Hubo desmovilización, entrega de armas,
concentración en zonas veredales, verificación de la ONU
y creación de un partido político
Mal que bien, hubo desmovilización, entrega de armas, concentración en zonas veredales, verificación de la ONU y creación de un partido político que materializara el paso de las armas a la política. En dos platos, ese paso, tan esquivo durante tanto tiempo, se logró con el más grande y fuerte de los movimientos guerrilleros.

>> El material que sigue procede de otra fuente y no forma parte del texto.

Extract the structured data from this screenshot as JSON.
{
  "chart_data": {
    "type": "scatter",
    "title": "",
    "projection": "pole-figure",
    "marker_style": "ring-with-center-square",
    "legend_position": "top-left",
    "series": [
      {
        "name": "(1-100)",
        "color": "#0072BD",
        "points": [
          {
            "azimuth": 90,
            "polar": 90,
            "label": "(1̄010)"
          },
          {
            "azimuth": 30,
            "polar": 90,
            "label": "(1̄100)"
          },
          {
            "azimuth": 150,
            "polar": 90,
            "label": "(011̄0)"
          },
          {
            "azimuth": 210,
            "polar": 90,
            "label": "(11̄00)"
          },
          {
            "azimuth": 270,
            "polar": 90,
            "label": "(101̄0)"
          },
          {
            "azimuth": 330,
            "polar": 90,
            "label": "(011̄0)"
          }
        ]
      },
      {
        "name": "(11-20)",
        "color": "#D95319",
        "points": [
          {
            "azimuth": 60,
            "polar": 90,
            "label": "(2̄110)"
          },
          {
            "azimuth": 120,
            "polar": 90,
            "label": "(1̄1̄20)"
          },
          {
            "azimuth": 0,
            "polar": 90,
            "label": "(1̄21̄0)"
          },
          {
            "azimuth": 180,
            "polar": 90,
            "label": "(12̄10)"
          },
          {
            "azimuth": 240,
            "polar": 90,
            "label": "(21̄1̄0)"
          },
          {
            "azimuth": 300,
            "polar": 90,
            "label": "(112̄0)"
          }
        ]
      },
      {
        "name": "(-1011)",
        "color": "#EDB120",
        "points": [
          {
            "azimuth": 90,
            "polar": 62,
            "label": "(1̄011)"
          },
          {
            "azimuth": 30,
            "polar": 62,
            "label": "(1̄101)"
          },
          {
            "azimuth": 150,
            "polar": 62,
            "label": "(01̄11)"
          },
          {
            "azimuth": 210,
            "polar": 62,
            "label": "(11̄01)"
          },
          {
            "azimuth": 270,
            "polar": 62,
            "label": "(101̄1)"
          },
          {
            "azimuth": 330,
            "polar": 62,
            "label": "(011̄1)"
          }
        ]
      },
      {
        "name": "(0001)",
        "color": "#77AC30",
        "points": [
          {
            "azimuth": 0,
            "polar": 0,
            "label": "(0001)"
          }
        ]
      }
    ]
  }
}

Independientemente del error de haberle puesto al partido el mismo nombre de la guerrilla, el antiguo secretariado se equivocó al escoger listas para Congreso y candidato presidencial cerrándose a sectores de izquierda democrática que atrajeran electores con su presencia en los primeros cuadros. La figuración de Imelda Daza, la fórmula vicepresidencial de Timochenko, es insuficiente. Mejor lo hizo el M-19 al suscribir su paz y, no obstante, desapareció del mapa político tras sus sorpresas en la elección presidencial de 1990 (Navarro sacó más votos que el candidato conservador) y su elevada representación en la Constituyente de 1991.
El contrasentido de excluir a las víctimas de participar políticamente con la derrota de las jurisdicciones especiales de paz, fue una bala de oxígeno que el ‘Centro Democrático’, Cambio Radical y algunos conservadores les regalaron a las Farc, pues donde hay ocho millones de víctimas no se descarta un efecto bumerang que castigue la insensatez, entre otras cosas porque confundieron un cambio profundo en el sistema con un cambio de sistema. La mentira que vienen vendiéndonos hasta el límite de lo inadmisible, sin medir las consecuencias de su táctica de doble filo, convencidos de que su optimismo les dará un espaldarazo sin riesgo de que la tendencia guerrerista se revierta en 2018. Enfermar de intolerancia, dentro de una peligrosa cultura de queja sistemática, conduce a interpretar como malos los buenos momentos de una experiencia positiva de paz.
Ya los indicadores muestran, con las Farc modelo 2018, preparadas para elegir en vez de seguir matando pueblo, que en el país hay menos muertos, más inversión extranjera y el nivel más bajo de riesgo país de nuestra historia como mercado emergente.